Volgens de Bijbel was de cultuur van het land zo afschuwelijk, gewelddadig en bloeddorstig dat het te ver was gegaan om verlost te worden en verwijderd moest worden. Eén voorbeeld is het kinderoffer, dat in het land Kanaän een wijdverbreide praktijk was. Het levend verbranden van kinderen voor de afgodsmoloch is daar een voorbeeld van. De situatie was aanzienlijk slecht.
In sommige gevallen bleven de Kanaänieten naast de Israëlieten bestaan; in sommige gevallen vernietigden de Israëlieten hen.
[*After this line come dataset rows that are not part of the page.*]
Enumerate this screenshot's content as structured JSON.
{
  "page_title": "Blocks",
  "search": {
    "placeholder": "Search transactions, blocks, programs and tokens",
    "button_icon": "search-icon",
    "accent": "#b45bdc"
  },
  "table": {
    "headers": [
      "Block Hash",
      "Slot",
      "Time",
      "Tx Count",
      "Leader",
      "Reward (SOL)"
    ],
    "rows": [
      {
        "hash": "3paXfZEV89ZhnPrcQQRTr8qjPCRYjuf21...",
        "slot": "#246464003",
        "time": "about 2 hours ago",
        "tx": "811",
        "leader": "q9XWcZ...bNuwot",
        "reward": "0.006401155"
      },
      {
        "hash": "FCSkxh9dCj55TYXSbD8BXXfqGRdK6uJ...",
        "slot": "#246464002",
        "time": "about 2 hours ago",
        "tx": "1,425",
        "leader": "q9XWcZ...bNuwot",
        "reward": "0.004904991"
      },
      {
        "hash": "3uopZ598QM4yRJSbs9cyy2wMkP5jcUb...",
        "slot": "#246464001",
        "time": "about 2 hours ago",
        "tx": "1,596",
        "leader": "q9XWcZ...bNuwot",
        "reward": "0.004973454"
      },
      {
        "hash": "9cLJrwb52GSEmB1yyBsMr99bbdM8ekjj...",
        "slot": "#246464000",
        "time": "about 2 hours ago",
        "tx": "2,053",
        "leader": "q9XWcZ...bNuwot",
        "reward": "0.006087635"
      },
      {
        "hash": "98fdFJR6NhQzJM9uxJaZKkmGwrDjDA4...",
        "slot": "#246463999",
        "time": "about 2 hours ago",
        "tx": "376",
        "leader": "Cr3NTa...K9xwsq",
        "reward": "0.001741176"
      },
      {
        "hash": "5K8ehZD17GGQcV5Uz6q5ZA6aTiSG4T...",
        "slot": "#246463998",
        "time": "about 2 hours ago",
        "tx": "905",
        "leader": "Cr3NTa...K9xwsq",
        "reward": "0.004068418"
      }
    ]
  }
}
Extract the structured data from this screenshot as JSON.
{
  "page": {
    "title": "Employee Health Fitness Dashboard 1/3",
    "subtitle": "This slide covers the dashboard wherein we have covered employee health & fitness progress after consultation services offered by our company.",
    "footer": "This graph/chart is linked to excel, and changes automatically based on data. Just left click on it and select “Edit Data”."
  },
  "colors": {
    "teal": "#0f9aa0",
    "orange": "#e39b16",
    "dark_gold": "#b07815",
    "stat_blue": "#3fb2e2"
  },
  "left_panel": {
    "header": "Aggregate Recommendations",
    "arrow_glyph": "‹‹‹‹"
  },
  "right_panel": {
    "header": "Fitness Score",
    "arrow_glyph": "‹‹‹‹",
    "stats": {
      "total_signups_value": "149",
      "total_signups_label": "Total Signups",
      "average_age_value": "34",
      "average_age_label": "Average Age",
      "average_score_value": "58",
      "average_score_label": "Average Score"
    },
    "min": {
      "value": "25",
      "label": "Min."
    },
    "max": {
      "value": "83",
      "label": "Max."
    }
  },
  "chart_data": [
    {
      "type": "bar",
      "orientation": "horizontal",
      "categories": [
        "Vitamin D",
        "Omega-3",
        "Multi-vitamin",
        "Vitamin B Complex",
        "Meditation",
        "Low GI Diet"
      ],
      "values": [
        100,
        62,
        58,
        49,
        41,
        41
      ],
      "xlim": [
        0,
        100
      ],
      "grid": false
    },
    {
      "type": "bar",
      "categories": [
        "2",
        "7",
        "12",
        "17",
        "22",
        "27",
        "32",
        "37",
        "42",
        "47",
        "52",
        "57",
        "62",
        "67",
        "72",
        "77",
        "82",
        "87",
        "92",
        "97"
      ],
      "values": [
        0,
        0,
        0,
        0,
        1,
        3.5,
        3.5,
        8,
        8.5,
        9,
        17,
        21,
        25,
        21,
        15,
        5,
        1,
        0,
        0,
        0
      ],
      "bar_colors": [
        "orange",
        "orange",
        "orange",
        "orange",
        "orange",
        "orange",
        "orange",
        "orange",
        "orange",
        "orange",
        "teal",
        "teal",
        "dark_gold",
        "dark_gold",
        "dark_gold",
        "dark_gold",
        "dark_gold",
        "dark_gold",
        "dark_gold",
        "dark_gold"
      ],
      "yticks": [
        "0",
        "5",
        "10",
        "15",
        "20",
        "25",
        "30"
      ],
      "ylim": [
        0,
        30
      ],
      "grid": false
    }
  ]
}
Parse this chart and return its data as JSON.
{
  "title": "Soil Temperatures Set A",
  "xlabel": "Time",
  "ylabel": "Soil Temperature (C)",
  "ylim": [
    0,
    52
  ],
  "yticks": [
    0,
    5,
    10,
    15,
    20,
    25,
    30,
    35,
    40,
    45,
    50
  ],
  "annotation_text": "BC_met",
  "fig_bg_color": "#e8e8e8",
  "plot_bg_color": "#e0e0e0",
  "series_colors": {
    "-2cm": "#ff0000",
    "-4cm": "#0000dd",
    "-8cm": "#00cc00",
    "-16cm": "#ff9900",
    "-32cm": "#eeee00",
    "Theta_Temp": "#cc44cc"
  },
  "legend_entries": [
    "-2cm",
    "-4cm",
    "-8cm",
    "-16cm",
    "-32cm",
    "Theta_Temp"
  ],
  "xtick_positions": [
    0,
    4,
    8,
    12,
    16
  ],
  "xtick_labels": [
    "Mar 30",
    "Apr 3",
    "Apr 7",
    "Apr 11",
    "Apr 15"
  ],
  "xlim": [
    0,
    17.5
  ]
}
De strijd die veel mensen vandaag de dag voeren is: waarom zou G’d iets bevelen dat op een genocide lijkt?
Het Thora/Bijbel illustreert hoe G’d kwade praktijken haat – vergelijkbaar met het verhaal van Sodom en Gomorra en het verhaal van de ark van Noach, en herinnert ons eraan dat er een naderend oordeel voor alle mensen is.
Exodus 3:8: Ik ben neergedaald om hen uit de hand van de Egyptenaren te bevrijden, en om hen uit dat land naar een goed en groot land te brengen, naar een land dat overvloeit van melk en honing; naar de plaats van de Kanaänieten, de Hethieten, de Amorieten, de Ferezieten, de Hevieten en de Jebusieten.
Deuteronmium 7:1-5
1Wanneer de Heer, uw G’d, u in het land brengt waar u het in bezit gaat nemen, zal Hij vele volken voor uw ogen verdrijven: de Hethieten, de Girgasieten, de Amorieten, de Kanaänieten, de Ferezieten, de Hevvieten en de de Jebusieten, zeven naties die talrijker en machtiger zijn dan jij.
2En de Heer, uw G’d, zal ze aan u overleveren, en u zult ze verslaan. Je zult ze volkomen vernietigen; noch zult u een verbond met hen sluiten, noch genadig jegens hen zijn.
3Je mag niet met hen trouwen; u zult uw dochter niet aan zijn zoon geven, en u zult zijn dochter niet als uw zoon nemen.
4Want hij zal uw zoon ervan afhouden Mij te volgen, en zij zullen de goden van anderen aanbidden, en de toorn van de Heer zal tegen u ontbranden, en Hij zal u snel vernietigen.
5Maar zo zult u met hen doen: u zult hun altaren afbreken, hun monumenten verbrijzelen, hun asjerimbomen omhakken en hun gesneden beelden met vuur verbranden.
Deuteronmium 20:16-18
16Maar van de steden van deze volken, die de Heer, uw G’d, u als erfdeel geeft, mag u geen enkele ziel laten leven.
17U zult hen veeleer volkomen vernietigen: de Hethieten en de Amorieten, de Kanaänieten en de Ferezieten, de Hevvieten en de Jebusieten, zoals de Heer, uw G’d, u geboden heeft.
18Zodat zij u niet leren te handelen overeenkomstig al hun gruwelen die zij voor hun goden hebben gedaan, waardoor u tegen de Heer, uw G’d, zou zondigen.
We zien in de Thora/Bijbel dat het een duidelijke opdracht is van G’d omdat hun tijd voorbij is door de grote zonden die deze volkeren hebben gedaan.
Zo is het tot de dag van vandaag, de mensen / volkeren die veel zondes doen houden op te bestaan.